Secondo quanto emerso nel procedimento, le piattaforme avrebbero consentito l’interazione tra utenti minorenni e soggetti potenzialmente pericolosi, senza predisporre adeguati strumenti di prevenzione e controllo, né fornire un’informazione chiara e completa sui rischi connessi all’utilizzo dei servizi. La pronuncia assume rilievo perché evidenzia un profilo di responsabilità diretta delle piattaforme nella gestione dei rischi prevedibili all’interno degli ambienti digitali.
Per ADICU, tale decisione conferma un principio ormai consolidato: la tutela dei minori online non può essere affidata a strumenti meramente dichiarativi, ma richiede misure tecniche e organizzative effettive, verificabili e proporzionate al rischio, integrate sin dalla progettazione dei servizi digitali.
In questo quadro, ADICU chiede formalmente all’Autorità per le Garanzie nelle Comunicazioni (AGCOM) e all’Autorità Garante della Concorrenza e del Mercato (AGCM) di:
- verificare le modalità di funzionamento delle piattaforme digitali operanti in Italia, con particolare riferimento ai sistemi di protezione dei minori;
- accertare eventuali profili di responsabilità in relazione alla trasparenza delle informazioni fornite agli utenti e alla sicurezza dei servizi;
- adottare, ove ne ricorrano i presupposti, misure correttive e sanzionatorie idonee a garantire un elevato livello di tutela dei consumatori, in particolare dei soggetti più vulnerabili.

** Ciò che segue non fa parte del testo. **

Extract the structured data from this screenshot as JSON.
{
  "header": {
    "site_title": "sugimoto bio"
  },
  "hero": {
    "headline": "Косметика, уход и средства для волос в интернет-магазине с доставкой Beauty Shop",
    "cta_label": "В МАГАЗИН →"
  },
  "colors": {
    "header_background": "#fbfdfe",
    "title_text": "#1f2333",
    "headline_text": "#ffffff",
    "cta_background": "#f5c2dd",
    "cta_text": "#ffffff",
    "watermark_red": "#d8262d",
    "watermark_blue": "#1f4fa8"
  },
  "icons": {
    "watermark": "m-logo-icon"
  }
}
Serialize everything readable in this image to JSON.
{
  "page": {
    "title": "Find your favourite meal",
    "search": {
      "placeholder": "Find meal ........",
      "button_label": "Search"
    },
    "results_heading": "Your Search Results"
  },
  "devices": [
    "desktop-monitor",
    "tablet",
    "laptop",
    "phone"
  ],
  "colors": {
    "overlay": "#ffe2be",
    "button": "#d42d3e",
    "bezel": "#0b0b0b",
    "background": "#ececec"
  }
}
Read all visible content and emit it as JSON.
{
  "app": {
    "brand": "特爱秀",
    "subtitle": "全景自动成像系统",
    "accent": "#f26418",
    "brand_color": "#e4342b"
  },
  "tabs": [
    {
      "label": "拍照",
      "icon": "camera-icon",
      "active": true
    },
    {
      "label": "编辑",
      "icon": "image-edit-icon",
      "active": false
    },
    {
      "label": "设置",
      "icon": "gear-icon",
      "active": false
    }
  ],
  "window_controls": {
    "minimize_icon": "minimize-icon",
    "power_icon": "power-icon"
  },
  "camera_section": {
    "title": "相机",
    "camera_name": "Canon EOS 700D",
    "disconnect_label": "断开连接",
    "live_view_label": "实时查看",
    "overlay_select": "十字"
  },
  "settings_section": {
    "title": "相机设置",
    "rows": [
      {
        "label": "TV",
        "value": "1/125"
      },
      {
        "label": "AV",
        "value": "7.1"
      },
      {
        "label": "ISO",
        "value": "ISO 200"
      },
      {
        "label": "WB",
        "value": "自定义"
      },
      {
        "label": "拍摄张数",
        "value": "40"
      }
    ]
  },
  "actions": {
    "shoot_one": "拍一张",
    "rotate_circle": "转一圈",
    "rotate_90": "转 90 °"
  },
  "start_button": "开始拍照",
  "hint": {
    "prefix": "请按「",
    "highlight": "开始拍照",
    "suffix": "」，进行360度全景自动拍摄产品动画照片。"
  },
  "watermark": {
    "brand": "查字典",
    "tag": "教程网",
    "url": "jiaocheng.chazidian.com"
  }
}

ADICU evidenzia che il caso Meta rappresenta un precedente di rilievo internazionale e impone una riflessione anche a livello nazionale ed europeo sulla effettività dei meccanismi di vigilanza e sulla necessità di un approccio regolatorio più incisivo.
L’associazione continuerà a monitorare l’evoluzione del quadro normativo e giurisprudenziale, promuovendo ogni iniziativa utile a garantire che l’innovazione tecnologica si sviluppi nel pieno rispetto dei diritti fondamentali, della sicurezza e della dignità delle persone, con particolare attenzione alla protezione dei minori.